妄想性パーソナリティ障害

 妄想性パーソナリティ障害の人は、他人を信用せず懐疑的です。特に証拠はなくても、他人が自分に悪意を抱いていると疑い、その行動の裏に敵意や悪意に満ちた動機を見出そうとします。そのため、自分では正当な報復だと思っても、他人にとっては不可解な行動をとってしまうことがあります。このような行動は人から嫌がられることが多いため、結局は、最初に抱いた感情は正しかったと思い込む結果になります。一般に性格は冷淡で、人にはよそよそしい態度を示します。

 妄想性パーソナリティ障害の人は、他者とのトラブルで憤慨して自分が正しいと思うと、しばしば法的手段に訴えます。対立が生じたとき、その一部は自分のせいでもあることには思い至りません。職場では概して比較的孤立した状態にありますが、場合によっては非常に有能でまじめです。

 耳が聞こえないなどの障害があって、日ごろから疎外感を感じている人は、自分に対する他者の見方や態度をよりいっそう悪い方に考えがちです。しかし、このような場合にみられる強い懐疑心は、他者に対する不当な悪意を抱かなければ、妄想性人格の証拠にはなりません。

 

症状

 妄想性パーソナリティ障害では以下のような症状が見られます。
・誰々が自分に良からぬ事を企んでいると、思い込みやすい
・周りの人間が、自分に何か良からぬ意図を抱いていないかどうか、心配になりやすい
・他人に利用される事をおそれるあまり、自分の個人情報を他人に教えるのを非常に嫌がる
・自分の周りの出来事を被害妄想的に解釈しやすい
・他人が自分に向けた、ネガティブなコメントは、たとえ、それが言葉の綾のようなモノであっても、簡単に聞き流さず、深刻に受け止めてしまう
・自分の体面が傷つけられたと感じた時には、たとえ、それが、他人の目から見れば、些細な事であっても、躊躇なく、怒りを相手にぶつけてしまうなど、過剰に反応しやすい
・パートナーが貞淑であったとしても、不貞をしているのではないかと、疑念が頻繁に生じやすい

 

治療

 妄想性パーソナリティ障害になると、他人への不信感が強くなるため、専門家に治療してもらうという選択を自らすることはあまり期待できません。たとえ家族からの要請で精神科やカウンセリングルームを受診したとしても、治療の現場でも医師、カウンセラーなどへの不信感が生じやすく、これは治療効果を妨げる大きな要因になります。
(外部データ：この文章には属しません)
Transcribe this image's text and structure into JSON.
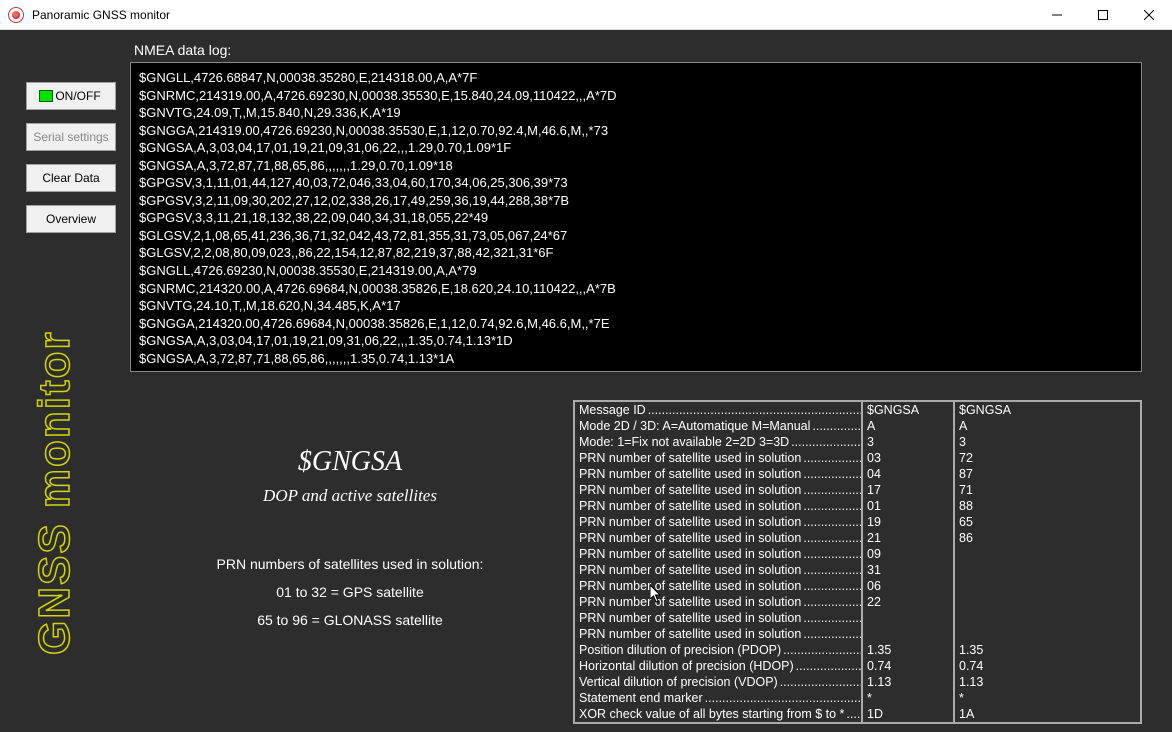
{
  "window": {
    "title": "Panoramic GNSS monitor"
  },
  "buttons": {
    "onoff": "ON/OFF",
    "serial": "Serial settings",
    "clear": "Clear Data",
    "overview": "Overview"
  },
  "vertical_label": "GNSS monitor",
  "log": {
    "label": "NMEA data log:",
    "lines": [
      "$GNGLL,4726.68847,N,00038.35280,E,214318.00,A,A*7F",
      "$GNRMC,214319.00,A,4726.69230,N,00038.35530,E,15.840,24.09,110422,,,A*7D",
      "$GNVTG,24.09,T,,M,15.840,N,29.336,K,A*19",
      "$GNGGA,214319.00,4726.69230,N,00038.35530,E,1,12,0.70,92.4,M,46.6,M,,*73",
      "$GNGSA,A,3,03,04,17,01,19,21,09,31,06,22,,,1.29,0.70,1.09*1F",
      "$GNGSA,A,3,72,87,71,88,65,86,,,,,,,1.29,0.70,1.09*18",
      "$GPGSV,3,1,11,01,44,127,40,03,72,046,33,04,60,170,34,06,25,306,39*73",
      "$GPGSV,3,2,11,09,30,202,27,12,02,338,26,17,49,259,36,19,44,288,38*7B",
      "$GPGSV,3,3,11,21,18,132,38,22,09,040,34,31,18,055,22*49",
      "$GLGSV,2,1,08,65,41,236,36,71,32,042,43,72,81,355,31,73,05,067,24*67",
      "$GLGSV,2,2,08,80,09,023,,86,22,154,12,87,82,219,37,88,42,321,31*6F",
      "$GNGLL,4726.69230,N,00038.35530,E,214319.00,A,A*79",
      "$GNRMC,214320.00,A,4726.69684,N,00038.35826,E,18.620,24.10,110422,,,A*7B",
      "$GNVTG,24.10,T,,M,18.620,N,34.485,K,A*17",
      "$GNGGA,214320.00,4726.69684,N,00038.35826,E,1,12,0.74,92.6,M,46.6,M,,*7E",
      "$GNGSA,A,3,03,04,17,01,19,21,09,31,06,22,,,1.35,0.74,1.13*1D",
      "$GNGSA,A,3,72,87,71,88,65,86,,,,,,,1.35,0.74,1.13*1A"
    ]
  },
  "detail": {
    "msg_id": "$GNGSA",
    "msg_desc": "DOP and active satellites",
    "prn_title": "PRN numbers of satellites used in solution:",
    "prn_gps": "01 to 32 = GPS satellite",
    "prn_glonass": "65 to 96 =  GLONASS satellite"
  },
  "grid": {
    "headers": [
      "$GNGSA",
      "$GNGSA"
    ],
    "rows": [
      {
        "label": "Message ID",
        "v1": "$GNGSA",
        "v2": "$GNGSA"
      },
      {
        "label": "Mode 2D / 3D: A=Automatique M=Manual",
        "v1": "A",
        "v2": "A"
      },
      {
        "label": "Mode: 1=Fix not available 2=2D 3=3D",
        "v1": "3",
        "v2": "3"
      },
      {
        "label": "PRN number of satellite used in solution",
        "v1": "03",
        "v2": "72"
      },
      {
        "label": "PRN number of satellite used in solution",
        "v1": "04",
        "v2": "87"
      },
      {
        "label": "PRN number of satellite used in solution",
        "v1": "17",
        "v2": "71"
      },
      {
        "label": "PRN number of satellite used in solution",
        "v1": "01",
        "v2": "88"
      },
      {
        "label": "PRN number of satellite used in solution",
        "v1": "19",
        "v2": "65"
      },
      {
        "label": "PRN number of satellite used in solution",
        "v1": "21",
        "v2": "86"
      },
      {
        "label": "PRN number of satellite used in solution",
        "v1": "09",
        "v2": ""
      },
      {
        "label": "PRN number of satellite used in solution",
        "v1": "31",
        "v2": ""
      },
      {
        "label": "PRN number of satellite used in solution",
        "v1": "06",
        "v2": ""
      },
      {
        "label": "PRN number of satellite used in solution",
        "v1": "22",
        "v2": ""
      },
      {
        "label": "PRN number of satellite used in solution",
        "v1": "",
        "v2": ""
      },
      {
        "label": "PRN number of satellite used in solution",
        "v1": "",
        "v2": ""
      },
      {
        "label": "Position dilution of precision (PDOP)",
        "v1": "1.35",
        "v2": "1.35"
      },
      {
        "label": "Horizontal dilution of precision (HDOP)",
        "v1": "0.74",
        "v2": "0.74"
      },
      {
        "label": "Vertical dilution of precision (VDOP)",
        "v1": "1.13",
        "v2": "1.13"
      },
      {
        "label": "Statement end marker",
        "v1": "*",
        "v2": "*"
      },
      {
        "label": "XOR check value of all bytes starting from $ to *",
        "v1": "1D",
        "v2": "1A"
      }
    ]
  }
}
 妄想性パーソナリティ障害の基本の治療方法は心理療法です。日常生活で心を苦しめている問題や、対人関係を深刻に阻害する、他人への強い不信感に対処していきます。  

 薬物療法が必要かどうかは個々人の病状によります。憤りや不安感が認められるときには抗不安薬、被害妄想的傾向が強まっている時には抗精神病薬、気分が大きく落ち込んでいる時には抗うつ薬など、状況に応じて治療薬が選択されます。